Production in all industries shrank 0.7 percent in November from a month earlier, after growing 0.8 percent in the previous month, according to Statistics Korea.

The country's industrial output rose in July and August, but it slumped 1.4 percent in September.

Production in the manufacturing and mining industries shed 1.7 percent last month. Output in clothing gained 11.6 percent, but those for communication equipment and semiconductor lost ground in the month.

Output in semiconductor, which has led the country's export for the past year, showed a clear downward trend in recent months.

The chip production dipped for three months to September, before rebounding in October. However, it reduced 5.2 percent in November from a month ago.

Semiconductor shipment tumbled 16.3 percent in the month, marking the biggest fall since December 2008 when the global financial crisis roiled the South Korean economy.

It led to weaker activity in the overall manufacturing sector. Manufacturers posted an average capacity ratio of 72.7 percent in November, down 1.1 percentage points from the prior month.

Production in the services industry shed 0.2 percent in November from a month earlier.

Facility investment declined 5.1 percent last month, logging the biggest fall in five months.

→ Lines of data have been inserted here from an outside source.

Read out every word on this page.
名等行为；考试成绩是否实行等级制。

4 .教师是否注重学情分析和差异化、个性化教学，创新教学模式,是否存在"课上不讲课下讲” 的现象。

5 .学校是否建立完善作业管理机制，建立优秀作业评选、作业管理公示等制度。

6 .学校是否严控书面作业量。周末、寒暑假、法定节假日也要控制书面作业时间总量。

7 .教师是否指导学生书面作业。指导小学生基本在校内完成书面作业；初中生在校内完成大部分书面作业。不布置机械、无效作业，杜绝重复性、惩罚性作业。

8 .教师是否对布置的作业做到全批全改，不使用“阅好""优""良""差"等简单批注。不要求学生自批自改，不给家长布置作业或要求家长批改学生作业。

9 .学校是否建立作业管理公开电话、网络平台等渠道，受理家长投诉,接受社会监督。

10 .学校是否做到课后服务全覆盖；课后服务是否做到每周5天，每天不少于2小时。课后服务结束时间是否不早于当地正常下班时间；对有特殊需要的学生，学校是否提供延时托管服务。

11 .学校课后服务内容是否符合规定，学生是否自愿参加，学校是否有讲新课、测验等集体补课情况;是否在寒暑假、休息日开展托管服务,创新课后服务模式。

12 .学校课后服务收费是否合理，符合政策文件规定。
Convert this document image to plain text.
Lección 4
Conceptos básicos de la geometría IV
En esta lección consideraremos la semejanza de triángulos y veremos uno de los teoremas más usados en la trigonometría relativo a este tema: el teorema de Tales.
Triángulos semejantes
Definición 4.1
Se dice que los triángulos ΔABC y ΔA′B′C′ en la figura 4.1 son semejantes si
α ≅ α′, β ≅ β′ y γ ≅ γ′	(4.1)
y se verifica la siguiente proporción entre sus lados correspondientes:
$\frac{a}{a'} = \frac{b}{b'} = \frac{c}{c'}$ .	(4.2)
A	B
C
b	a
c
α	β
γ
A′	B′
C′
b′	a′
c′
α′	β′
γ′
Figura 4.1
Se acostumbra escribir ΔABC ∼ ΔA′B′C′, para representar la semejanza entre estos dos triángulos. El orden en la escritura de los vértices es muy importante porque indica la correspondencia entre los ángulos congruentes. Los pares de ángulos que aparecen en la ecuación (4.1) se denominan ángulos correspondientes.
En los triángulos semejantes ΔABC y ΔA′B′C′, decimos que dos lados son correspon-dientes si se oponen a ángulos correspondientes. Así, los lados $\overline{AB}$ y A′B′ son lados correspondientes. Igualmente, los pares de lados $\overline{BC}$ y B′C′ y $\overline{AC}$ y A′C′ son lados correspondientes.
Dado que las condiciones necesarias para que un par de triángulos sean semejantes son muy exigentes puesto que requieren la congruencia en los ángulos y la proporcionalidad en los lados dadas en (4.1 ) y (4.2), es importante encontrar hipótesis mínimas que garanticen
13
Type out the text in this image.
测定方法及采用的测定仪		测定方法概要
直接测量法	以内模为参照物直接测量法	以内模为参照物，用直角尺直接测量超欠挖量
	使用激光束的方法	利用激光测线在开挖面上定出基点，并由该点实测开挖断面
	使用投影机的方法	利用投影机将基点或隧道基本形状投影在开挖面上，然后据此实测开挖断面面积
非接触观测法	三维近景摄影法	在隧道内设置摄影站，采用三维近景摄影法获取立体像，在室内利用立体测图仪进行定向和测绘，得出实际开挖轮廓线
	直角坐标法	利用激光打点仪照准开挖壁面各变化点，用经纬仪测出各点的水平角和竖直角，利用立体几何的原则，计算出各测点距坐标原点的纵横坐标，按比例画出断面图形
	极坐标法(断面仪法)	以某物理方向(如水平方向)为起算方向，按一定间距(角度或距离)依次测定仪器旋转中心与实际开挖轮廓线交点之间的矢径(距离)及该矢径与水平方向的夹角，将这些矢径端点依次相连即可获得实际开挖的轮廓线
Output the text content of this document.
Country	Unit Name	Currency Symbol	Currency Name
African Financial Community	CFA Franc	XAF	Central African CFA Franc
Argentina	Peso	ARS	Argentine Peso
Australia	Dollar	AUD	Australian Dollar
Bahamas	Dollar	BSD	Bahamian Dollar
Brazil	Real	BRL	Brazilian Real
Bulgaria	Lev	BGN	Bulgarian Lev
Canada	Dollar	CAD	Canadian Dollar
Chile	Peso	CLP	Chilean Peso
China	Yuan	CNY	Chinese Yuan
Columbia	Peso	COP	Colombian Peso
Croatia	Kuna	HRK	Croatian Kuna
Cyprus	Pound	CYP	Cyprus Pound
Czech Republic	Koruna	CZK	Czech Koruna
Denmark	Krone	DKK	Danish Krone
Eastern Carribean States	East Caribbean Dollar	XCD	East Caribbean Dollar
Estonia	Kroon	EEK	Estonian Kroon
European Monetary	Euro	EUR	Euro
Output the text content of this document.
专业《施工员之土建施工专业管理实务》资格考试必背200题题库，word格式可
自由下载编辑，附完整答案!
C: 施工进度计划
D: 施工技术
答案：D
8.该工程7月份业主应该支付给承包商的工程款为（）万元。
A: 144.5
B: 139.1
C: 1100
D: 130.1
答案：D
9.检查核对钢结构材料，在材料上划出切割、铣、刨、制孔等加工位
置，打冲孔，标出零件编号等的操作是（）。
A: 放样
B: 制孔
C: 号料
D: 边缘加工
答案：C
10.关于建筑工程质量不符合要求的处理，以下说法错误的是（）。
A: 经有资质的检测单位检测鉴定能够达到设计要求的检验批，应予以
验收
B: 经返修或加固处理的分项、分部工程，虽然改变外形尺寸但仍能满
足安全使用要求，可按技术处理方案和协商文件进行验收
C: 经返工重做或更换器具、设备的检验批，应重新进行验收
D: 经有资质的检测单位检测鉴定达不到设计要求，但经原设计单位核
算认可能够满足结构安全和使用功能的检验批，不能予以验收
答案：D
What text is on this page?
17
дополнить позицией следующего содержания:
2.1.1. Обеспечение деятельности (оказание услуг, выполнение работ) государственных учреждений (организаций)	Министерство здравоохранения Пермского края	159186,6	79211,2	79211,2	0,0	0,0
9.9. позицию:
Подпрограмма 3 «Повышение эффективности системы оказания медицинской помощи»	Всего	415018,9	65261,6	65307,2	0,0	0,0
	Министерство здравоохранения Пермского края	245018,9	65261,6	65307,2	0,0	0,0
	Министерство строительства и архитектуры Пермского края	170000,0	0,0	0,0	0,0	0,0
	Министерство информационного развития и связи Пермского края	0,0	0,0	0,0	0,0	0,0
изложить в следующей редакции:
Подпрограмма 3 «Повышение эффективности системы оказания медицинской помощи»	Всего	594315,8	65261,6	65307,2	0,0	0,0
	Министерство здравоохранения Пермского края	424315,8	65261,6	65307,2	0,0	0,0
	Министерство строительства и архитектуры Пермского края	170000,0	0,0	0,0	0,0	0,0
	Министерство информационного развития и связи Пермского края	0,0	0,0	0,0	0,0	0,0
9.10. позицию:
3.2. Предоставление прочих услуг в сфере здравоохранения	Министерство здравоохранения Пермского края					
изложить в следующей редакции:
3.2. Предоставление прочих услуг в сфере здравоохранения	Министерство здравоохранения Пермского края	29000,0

It was the first reduction in three months.

The capital spending turned downward as SK Hynix, which had led the recent facility investment growth, completed the construction work to expand its chip-making factories.

Investment in the construction sector lost 0.9 percent, keeping a downward trend for the fourth consecutive month.

Local companies refrained from making new investment amid the lingering external uncertainties, such as the trade conflict among major economies and the normalization of monetary policy stance in advanced economies.

South Korea's central bank raised its benchmark interest rate only once this year to 1.75 percent from 1.50 percent in late November, while the U.S. Federal Reserve hiked its target rate four times this year by a quarter percentage point to a range of 2.25-2.50 percent in December.

Despite the widened differential in policy rates between South Korea and the United States, the Bank of Korea (BOK) said it would maintain its accommodative monetary policy stance next year because of economic uncertainties.

Meanwhile, the retail sales index, which reflects private consumption, grew 0.5 percent in November from a month earlier, after rising 0.2 percent in October.

The country's minimum wage would be raised by a double-digit for two straight years next year as the government pushed for an income-led growth policy to narrow income inequality by raising earnings of the low-income bracket.

Completed construction fell for the fourth consecutive month through November as the real estate market fell into a slump following the government's measures to control speculative investment in the property market.

The cyclical factor for leading indicators, which gauges outlook for future economic conditions, shed 0.2 points in November from a month ago. It marked the sixth consecutive month of decline.

The figure for coincident indicators maintained a downward trend for eight months in a row.